BT Business
- Company type: Division
- Industry: Telecommunications
- Predecessor: BT Retail; BT Business;
- Successor: BT Enterprise
- Headquarters: One Braham, London, United Kingdom
- Area served: United Kingdom Republic of Ireland
- Products: Fixedline telephony Mobile telephony Broadband internet IT services
- Parent: BT Group
- Website: www.bt.com/business

= BT Business and Public Sector =

Retail division of BT Group

BT Business and Public Sector was a division of United Kingdom telecommunications company BT Group that provided fixed-line, mobile, broadband and IT services to businesses (predominantly small and medium-sized enterprises) and the public sector in the UK and Ireland. It bought many of its services from BT's other divisions: EE, BT Global Services, BT Wholesale and Openreach. It also sold other vendors' products and services such as the Avaya IP Office business telephone system.

In April 2018, Gavin Patterson, then BT Group's CEO, announced Wholesale and Ventures was to be combined with the group's Business and Public Sector division into a newly-formed division, BT Enterprise. It came after BT's decision to undertake a streamlining of its operations, in a bid to strengthen its offerings as a business.

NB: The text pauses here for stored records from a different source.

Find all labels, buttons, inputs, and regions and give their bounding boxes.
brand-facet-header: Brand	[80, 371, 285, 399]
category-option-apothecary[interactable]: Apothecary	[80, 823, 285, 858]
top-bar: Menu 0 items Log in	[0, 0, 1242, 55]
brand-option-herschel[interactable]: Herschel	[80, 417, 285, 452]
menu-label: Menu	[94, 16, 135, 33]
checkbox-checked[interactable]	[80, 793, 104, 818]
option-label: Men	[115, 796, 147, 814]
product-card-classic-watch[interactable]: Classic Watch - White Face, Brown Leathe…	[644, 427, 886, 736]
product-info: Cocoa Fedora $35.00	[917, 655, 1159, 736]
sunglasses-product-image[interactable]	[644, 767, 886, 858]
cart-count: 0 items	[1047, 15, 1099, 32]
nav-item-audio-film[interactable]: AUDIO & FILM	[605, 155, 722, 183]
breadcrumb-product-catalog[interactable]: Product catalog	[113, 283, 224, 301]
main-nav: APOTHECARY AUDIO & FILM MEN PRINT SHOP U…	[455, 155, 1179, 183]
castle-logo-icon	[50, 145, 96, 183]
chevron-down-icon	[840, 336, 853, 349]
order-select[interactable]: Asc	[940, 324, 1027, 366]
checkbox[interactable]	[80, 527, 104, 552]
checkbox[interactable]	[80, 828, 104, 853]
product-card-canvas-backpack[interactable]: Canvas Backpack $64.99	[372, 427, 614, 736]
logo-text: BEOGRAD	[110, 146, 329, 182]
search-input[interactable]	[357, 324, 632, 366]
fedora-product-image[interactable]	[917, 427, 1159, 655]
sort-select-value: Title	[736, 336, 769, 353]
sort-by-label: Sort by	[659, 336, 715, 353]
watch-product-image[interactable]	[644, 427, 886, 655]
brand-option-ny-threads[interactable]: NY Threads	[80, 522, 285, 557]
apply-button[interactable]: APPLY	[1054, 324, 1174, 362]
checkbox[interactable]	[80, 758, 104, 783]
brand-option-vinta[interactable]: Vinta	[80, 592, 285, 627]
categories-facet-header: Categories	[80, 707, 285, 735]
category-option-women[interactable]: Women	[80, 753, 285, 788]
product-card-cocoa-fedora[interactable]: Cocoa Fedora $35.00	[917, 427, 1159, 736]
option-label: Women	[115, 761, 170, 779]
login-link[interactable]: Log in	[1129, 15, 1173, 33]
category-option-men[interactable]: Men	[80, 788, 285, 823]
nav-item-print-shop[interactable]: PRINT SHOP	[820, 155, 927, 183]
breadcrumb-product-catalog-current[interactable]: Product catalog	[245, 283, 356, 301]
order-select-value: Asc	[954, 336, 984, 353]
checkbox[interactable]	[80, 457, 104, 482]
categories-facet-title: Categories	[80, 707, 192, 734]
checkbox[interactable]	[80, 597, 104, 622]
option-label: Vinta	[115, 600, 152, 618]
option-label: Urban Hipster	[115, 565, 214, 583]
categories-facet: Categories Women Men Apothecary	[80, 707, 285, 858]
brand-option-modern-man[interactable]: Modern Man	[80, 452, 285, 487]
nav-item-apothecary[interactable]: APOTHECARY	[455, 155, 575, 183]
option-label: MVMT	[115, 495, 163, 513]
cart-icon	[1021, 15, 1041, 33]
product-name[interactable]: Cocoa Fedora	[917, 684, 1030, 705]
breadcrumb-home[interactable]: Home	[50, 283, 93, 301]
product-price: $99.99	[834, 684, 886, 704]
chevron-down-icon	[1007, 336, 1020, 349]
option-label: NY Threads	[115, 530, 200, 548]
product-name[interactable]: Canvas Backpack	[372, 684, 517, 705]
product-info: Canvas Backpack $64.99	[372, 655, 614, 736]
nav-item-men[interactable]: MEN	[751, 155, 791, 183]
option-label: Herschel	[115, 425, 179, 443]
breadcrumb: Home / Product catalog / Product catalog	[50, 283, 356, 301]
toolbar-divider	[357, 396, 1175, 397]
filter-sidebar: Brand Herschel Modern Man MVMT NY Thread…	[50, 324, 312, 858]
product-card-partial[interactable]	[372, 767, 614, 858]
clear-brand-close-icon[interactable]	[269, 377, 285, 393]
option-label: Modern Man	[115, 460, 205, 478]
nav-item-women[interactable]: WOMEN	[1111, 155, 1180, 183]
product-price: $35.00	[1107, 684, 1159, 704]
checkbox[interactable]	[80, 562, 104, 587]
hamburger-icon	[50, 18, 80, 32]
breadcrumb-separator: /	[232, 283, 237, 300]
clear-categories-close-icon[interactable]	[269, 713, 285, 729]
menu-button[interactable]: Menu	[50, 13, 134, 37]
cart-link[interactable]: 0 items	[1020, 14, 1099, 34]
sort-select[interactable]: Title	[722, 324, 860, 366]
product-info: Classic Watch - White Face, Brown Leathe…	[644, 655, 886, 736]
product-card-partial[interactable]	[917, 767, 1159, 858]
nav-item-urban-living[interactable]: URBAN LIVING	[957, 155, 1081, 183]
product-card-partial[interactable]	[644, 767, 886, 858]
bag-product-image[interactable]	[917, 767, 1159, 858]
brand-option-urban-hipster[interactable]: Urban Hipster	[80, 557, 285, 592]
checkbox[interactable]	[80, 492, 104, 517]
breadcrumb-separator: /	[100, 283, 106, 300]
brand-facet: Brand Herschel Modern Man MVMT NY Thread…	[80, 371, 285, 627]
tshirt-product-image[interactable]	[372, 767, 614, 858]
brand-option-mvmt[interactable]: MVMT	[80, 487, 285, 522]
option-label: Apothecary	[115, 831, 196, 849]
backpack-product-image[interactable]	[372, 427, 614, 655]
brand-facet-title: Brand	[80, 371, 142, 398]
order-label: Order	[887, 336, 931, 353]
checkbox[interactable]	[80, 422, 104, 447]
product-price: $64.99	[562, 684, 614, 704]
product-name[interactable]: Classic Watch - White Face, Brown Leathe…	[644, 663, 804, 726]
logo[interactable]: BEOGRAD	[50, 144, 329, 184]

Prior to its merger with Wholesale and Ventures, Business and Public Sector was formerly known as BT Business that was established alongside BT Consumer following a two-way split from former division, BT Retail in 2013 to allow BT to "better serve its customers and focus even more on delivering its strategic priorities". It took on the business operations of BT Retail that involved the merging of BT Business, BT Enterprises and BT Ireland while BT Wi-fi (part of BT Enterprises) and the consumer part of BT Ireland transferred to BT Consumer. It took on its current name following BT's new organisational structure that took effect in April 2016 after its acquisition of EE, and comprises the existing BT Business division along with EE's business division and those parts of BT Global Services that are UK focused.

==Products==

BT Business provides the following products as of 28 January 2016:

===Voice===
- Phone lines and featurelines
- Voice over IP (VoIP) services
- On-premises phone systems
- ISDN - provides high-performance voice and data services
- Conferencing - audio, web and video conferencing
- Business numbers
- Payphone services
- BT One Phone
- Trading turret systems
  - Key competitors are IPC Systems and Cloud9

===Mobile===

- Mobile phone contracts
- SIM-only contracts
- Tablet contracts
- BT One Phone

===Broadband===

- BT Broadband - provides standard broadband
- BT Infinity - provides fibre-optic broadband
- Mobile broadband - provides data allowance, hardware and tablet options
- BTnet Leased Lines - provides leased lines to access the internet

===IT services===

====Networking====
- Ethernet VPN
- Ethernet Point-to-Point (P2P) - extends LAN across local sites without compromising on performance or security
- IP Connect - connects multiple sites and/or simplifies communications to a single private IP VPN
- Managed WAN - connects your sites to each other on a virtual private network

====Computing & Apps====
- Microsoft Office 365 - a cloud-based version of Microsoft Office
- Enhanced IT Support - a 24/7 remote IT support service
- Web hosting - create and manage websites to be accessible via the World Wide Web
- Domain registration - provides the facility to purchase and manage domain names
- BT Buynet/SafePay - a payment reconciliation with real-time authorisation, daily settlement, and easy-to-understand reporting
- BT eShop - provides various tools for the creation and management of your own online shop

====Bring Your Own Device====
Bring Your Own Device (BYOD) allows employees to use their own devices.

====BT PC Security====
BT PC Security is a complete internet security and antivirus protection suite, in association with McAfee.

====Cloud & Data Centre Solutions====
Cloud & Data Centre Solutions provides a range of server technology, software and platforms.